Caso se passasse por um leitor e pedisse a Dalton que autografasse um de seus livros, o contista não recusaria. Não é do feitio do Dalton, dizem aqueles raros, ser mal educado. Se indagasse sobre o que ele estava lendo e lhe pedisse indicações, a recepção seria ainda melhor. O escritor, que, informam outra vez os raros, se arrepende amargamente de deixar que o associem a Nelsinho, o personagem da quase-novela “Vampiro de Curitiba”, adora falar de livros. Os alheios.

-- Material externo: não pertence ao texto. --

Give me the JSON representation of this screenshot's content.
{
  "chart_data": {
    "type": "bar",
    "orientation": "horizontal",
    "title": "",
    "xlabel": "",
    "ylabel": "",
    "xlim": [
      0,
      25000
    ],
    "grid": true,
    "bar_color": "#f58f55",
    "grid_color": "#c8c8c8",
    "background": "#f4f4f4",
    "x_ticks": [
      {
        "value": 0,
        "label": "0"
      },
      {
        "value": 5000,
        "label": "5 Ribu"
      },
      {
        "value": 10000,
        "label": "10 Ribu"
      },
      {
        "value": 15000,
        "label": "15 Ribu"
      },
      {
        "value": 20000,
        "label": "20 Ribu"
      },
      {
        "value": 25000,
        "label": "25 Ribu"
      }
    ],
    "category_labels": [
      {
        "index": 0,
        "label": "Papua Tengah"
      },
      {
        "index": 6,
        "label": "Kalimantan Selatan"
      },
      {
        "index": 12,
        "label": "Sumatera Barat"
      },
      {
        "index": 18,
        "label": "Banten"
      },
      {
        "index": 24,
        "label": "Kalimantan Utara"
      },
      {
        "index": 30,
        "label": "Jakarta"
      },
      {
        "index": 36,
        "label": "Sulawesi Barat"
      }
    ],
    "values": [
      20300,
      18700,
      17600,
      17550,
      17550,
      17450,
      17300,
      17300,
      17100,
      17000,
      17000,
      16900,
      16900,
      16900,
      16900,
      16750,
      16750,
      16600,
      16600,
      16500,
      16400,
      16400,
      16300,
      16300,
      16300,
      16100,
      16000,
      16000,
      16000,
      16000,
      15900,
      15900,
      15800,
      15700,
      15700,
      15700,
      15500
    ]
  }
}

A estratégia do jornalista, contudo, foi a pior: indagou se Dalton Trevisan era Dalton Trevisan. O escritor respondeu: “Não, você está me confundindo com outra pessoa. Dalton não sou eu”. Lá se foi uma pauta pelo ralo. Claro, a reportagem de qualquer forma foi escrita (nada se perde, tudo se transforma), porém o resultado é um sabor amargo de confusão de identidades.

Dalton não publica desde 2014. Seu último livro de contos foi “O beijo na nuca”. Desde então, ele segue escrevendo, porém sem a disposição de entregar um livro anualmente ou de revisar e de reescrever compulsivamente cada nova edição. Por causa da pandemia, ele suspendeu suas caminhadas diárias e deixou a cargo de uma assistente, contratada recentemente e em razão da covid-19, o cuidado com a correspondência e com as obrigações corriqueiras.

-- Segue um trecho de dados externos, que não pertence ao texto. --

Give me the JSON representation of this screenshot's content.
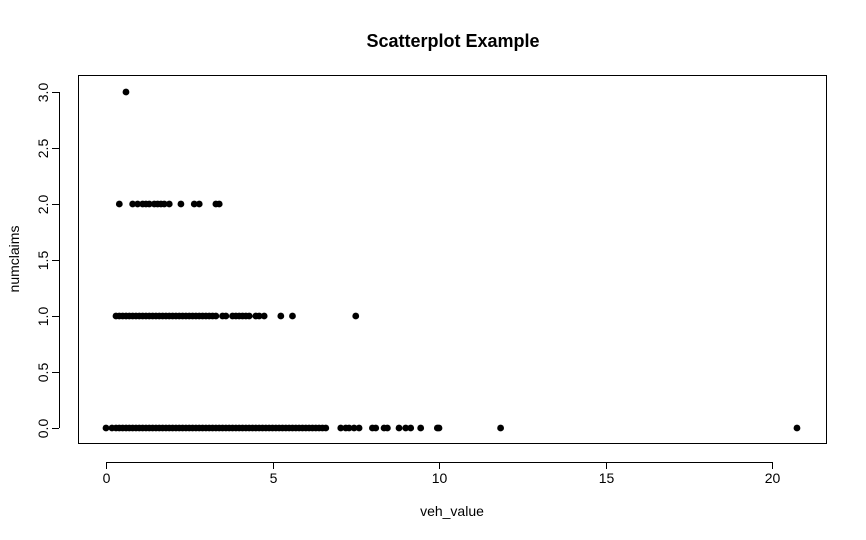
{
  "chart_data": {
    "type": "scatter",
    "title": "Scatterplot Example",
    "xlabel": "veh_value",
    "ylabel": "numclaims",
    "xlim": [
      0,
      21
    ],
    "ylim": [
      0,
      3
    ],
    "x_ticks": [
      0,
      5,
      10,
      15,
      20
    ],
    "y_ticks": [
      0.0,
      0.5,
      1.0,
      1.5,
      2.0,
      2.5,
      3.0
    ],
    "x_tick_labels": [
      "0",
      "5",
      "10",
      "15",
      "20"
    ],
    "y_tick_labels": [
      "0.0",
      "0.5",
      "1.0",
      "1.5",
      "2.0",
      "2.5",
      "3.0"
    ],
    "grid": false,
    "series": [
      {
        "color": "#000000",
        "points": [
          [
            0.0,
            0
          ],
          [
            0.18,
            0
          ],
          [
            0.3,
            0
          ],
          [
            0.4,
            0
          ],
          [
            0.5,
            0
          ],
          [
            0.6,
            0
          ],
          [
            0.7,
            0
          ],
          [
            0.8,
            0
          ],
          [
            0.9,
            0
          ],
          [
            1.0,
            0
          ],
          [
            1.1,
            0
          ],
          [
            1.2,
            0
          ],
          [
            1.3,
            0
          ],
          [
            1.4,
            0
          ],
          [
            1.5,
            0
          ],
          [
            1.6,
            0
          ],
          [
            1.7,
            0
          ],
          [
            1.8,
            0
          ],
          [
            1.9,
            0
          ],
          [
            2.0,
            0
          ],
          [
            2.1,
            0
          ],
          [
            2.2,
            0
          ],
          [
            2.3,
            0
          ],
          [
            2.4,
            0
          ],
          [
            2.5,
            0
          ],
          [
            2.6,
            0
          ],
          [
            2.7,
            0
          ],
          [
            2.8,
            0
          ],
          [
            2.9,
            0
          ],
          [
            3.0,
            0
          ],
          [
            3.1,
            0
          ],
          [
            3.2,
            0
          ],
          [
            3.3,
            0
          ],
          [
            3.4,
            0
          ],
          [
            3.5,
            0
          ],
          [
            3.6,
            0
          ],
          [
            3.7,
            0
          ],
          [
            3.8,
            0
          ],
          [
            3.9,
            0
          ],
          [
            4.0,
            0
          ],
          [
            4.1,
            0
          ],
          [
            4.2,
            0
          ],
          [
            4.3,
            0
          ],
          [
            4.4,
            0
          ],
          [
            4.5,
            0
          ],
          [
            4.6,
            0
          ],
          [
            4.7,
            0
          ],
          [
            4.8,
            0
          ],
          [
            4.9,
            0
          ],
          [
            5.0,
            0
          ],
          [
            5.1,
            0
          ],
          [
            5.2,
            0
          ],
          [
            5.3,
            0
          ],
          [
            5.4,
            0
          ],
          [
            5.5,
            0
          ],
          [
            5.6,
            0
          ],
          [
            5.7,
            0
          ],
          [
            5.8,
            0
          ],
          [
            5.9,
            0
          ],
          [
            6.0,
            0
          ],
          [
            6.1,
            0
          ],
          [
            6.2,
            0
          ],
          [
            6.3,
            0
          ],
          [
            6.4,
            0
          ],
          [
            6.5,
            0
          ],
          [
            6.6,
            0
          ],
          [
            7.05,
            0
          ],
          [
            7.2,
            0
          ],
          [
            7.3,
            0
          ],
          [
            7.45,
            0
          ],
          [
            7.6,
            0
          ],
          [
            8.0,
            0
          ],
          [
            8.1,
            0
          ],
          [
            8.35,
            0
          ],
          [
            8.45,
            0
          ],
          [
            8.8,
            0
          ],
          [
            9.0,
            0
          ],
          [
            9.15,
            0
          ],
          [
            9.45,
            0
          ],
          [
            9.95,
            0
          ],
          [
            10.0,
            0
          ],
          [
            11.85,
            0
          ],
          [
            20.75,
            0
          ],
          [
            0.3,
            1
          ],
          [
            0.4,
            1
          ],
          [
            0.5,
            1
          ],
          [
            0.6,
            1
          ],
          [
            0.7,
            1
          ],
          [
            0.8,
            1
          ],
          [
            0.9,
            1
          ],
          [
            1.0,
            1
          ],
          [
            1.1,
            1
          ],
          [
            1.2,
            1
          ],
          [
            1.3,
            1
          ],
          [
            1.4,
            1
          ],
          [
            1.5,
            1
          ],
          [
            1.6,
            1
          ],
          [
            1.7,
            1
          ],
          [
            1.8,
            1
          ],
          [
            1.9,
            1
          ],
          [
            2.0,
            1
          ],
          [
            2.1,
            1
          ],
          [
            2.2,
            1
          ],
          [
            2.3,
            1
          ],
          [
            2.4,
            1
          ],
          [
            2.5,
            1
          ],
          [
            2.6,
            1
          ],
          [
            2.7,
            1
          ],
          [
            2.8,
            1
          ],
          [
            2.9,
            1
          ],
          [
            3.0,
            1
          ],
          [
            3.1,
            1
          ],
          [
            3.2,
            1
          ],
          [
            3.3,
            1
          ],
          [
            3.5,
            1
          ],
          [
            3.6,
            1
          ],
          [
            3.8,
            1
          ],
          [
            3.9,
            1
          ],
          [
            4.0,
            1
          ],
          [
            4.1,
            1
          ],
          [
            4.2,
            1
          ],
          [
            4.3,
            1
          ],
          [
            4.5,
            1
          ],
          [
            4.6,
            1
          ],
          [
            4.75,
            1
          ],
          [
            5.25,
            1
          ],
          [
            5.6,
            1
          ],
          [
            7.5,
            1
          ],
          [
            0.4,
            2
          ],
          [
            0.8,
            2
          ],
          [
            0.95,
            2
          ],
          [
            1.1,
            2
          ],
          [
            1.2,
            2
          ],
          [
            1.3,
            2
          ],
          [
            1.45,
            2
          ],
          [
            1.55,
            2
          ],
          [
            1.65,
            2
          ],
          [
            1.75,
            2
          ],
          [
            1.9,
            2
          ],
          [
            2.25,
            2
          ],
          [
            2.65,
            2
          ],
          [
            2.8,
            2
          ],
          [
            3.3,
            2
          ],
          [
            3.4,
            2
          ],
          [
            0.6,
            3
          ]
        ]
      }
    ]
  }
}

Dois artigos publicados em jornais nesse fim de semana – que não são do Paraná – conjugam preguiça e ressentimento ao abordarem a importância da literatura de Dalton Trevisan. A ponto de resumirem a importância de sua obra, que soma mais de 40 livros, a três títulos publicados no início da carreia do escritor: “Novelas Nada Exemplares”, “ Cemitério de Elefantes” e o já citado “O Vampiro de Curitiba”.

Parte-se de uma afirmação primária de que seriam estes os volumes que venderam mais de 3 mil exemplares, indicador indigente dos best-sellers brasileiros, e, portanto, os de melhor lavra. “Desgracida”, publicado em 2010, e “Capitu Sou Eu”, sete anos antes, com cuidadosa edição e distribuição da Record, editora que nunca abriu mão do autor curitibano, foram bem de público, de crítica e de polêmica. Esta, aliás, uma característica de Dalton, suscitada ora por suas narrativas eróticas, ora por personagens esculpidas cruamente sobre pessoas reais. Não, Dalton não é Gabo. Nem Curitiba é Macondo.

Imperdoavelmente, um dos artigos publicados a propósito do aniversário de Dalton esquece que ele conquistou o prêmio Camões em 2012, mesmo ano em que foi laureado com o Machado de Assis pela Academia Brasileira de Letras. Dalton não promove noite de autógrafos ou saraus literário. Não é um recluso no Brasil e um incluso fora dele. Há registro de entrevista concedida pelo escritor ao Jornal da Tarde, em 1968, quando contava 43 anos. Mas nunca depois. Há quem diga, como fez o autor de “Chá com o Vampiro”, que sua excentricidade é parte de seu marketing e, portanto, de sua fama literária. Dalton seria gregário por natureza, mas sua ânsia de  reconhecimento o teria condenado à solidão.

Por fim, um dos artigos trata da influência de Dalton Trevisan na literatura. O crítico tira da cartola a afirmação de que “dificilmente ele é citado por jovens escritores”. A sentença esquálida diz menos sobre Dalton e mais sobre ressentimento. Aquele de toda sorte que grassa no Paraná e explica a falta de reverência da imprensa e do mundo literário – se é que ele existe – ao melhor escritor brasileiro da atualidade. Repare: eu disse “da atualidade”. Dalton recusaria qualquer rótulo que não fosse adequado ao tempo e ao espaço. Se é de obituários que anseiam os sedentos (Dalton diria hienas) de fama póstuma, é bom saber que o escritor curitibano vive e viverá.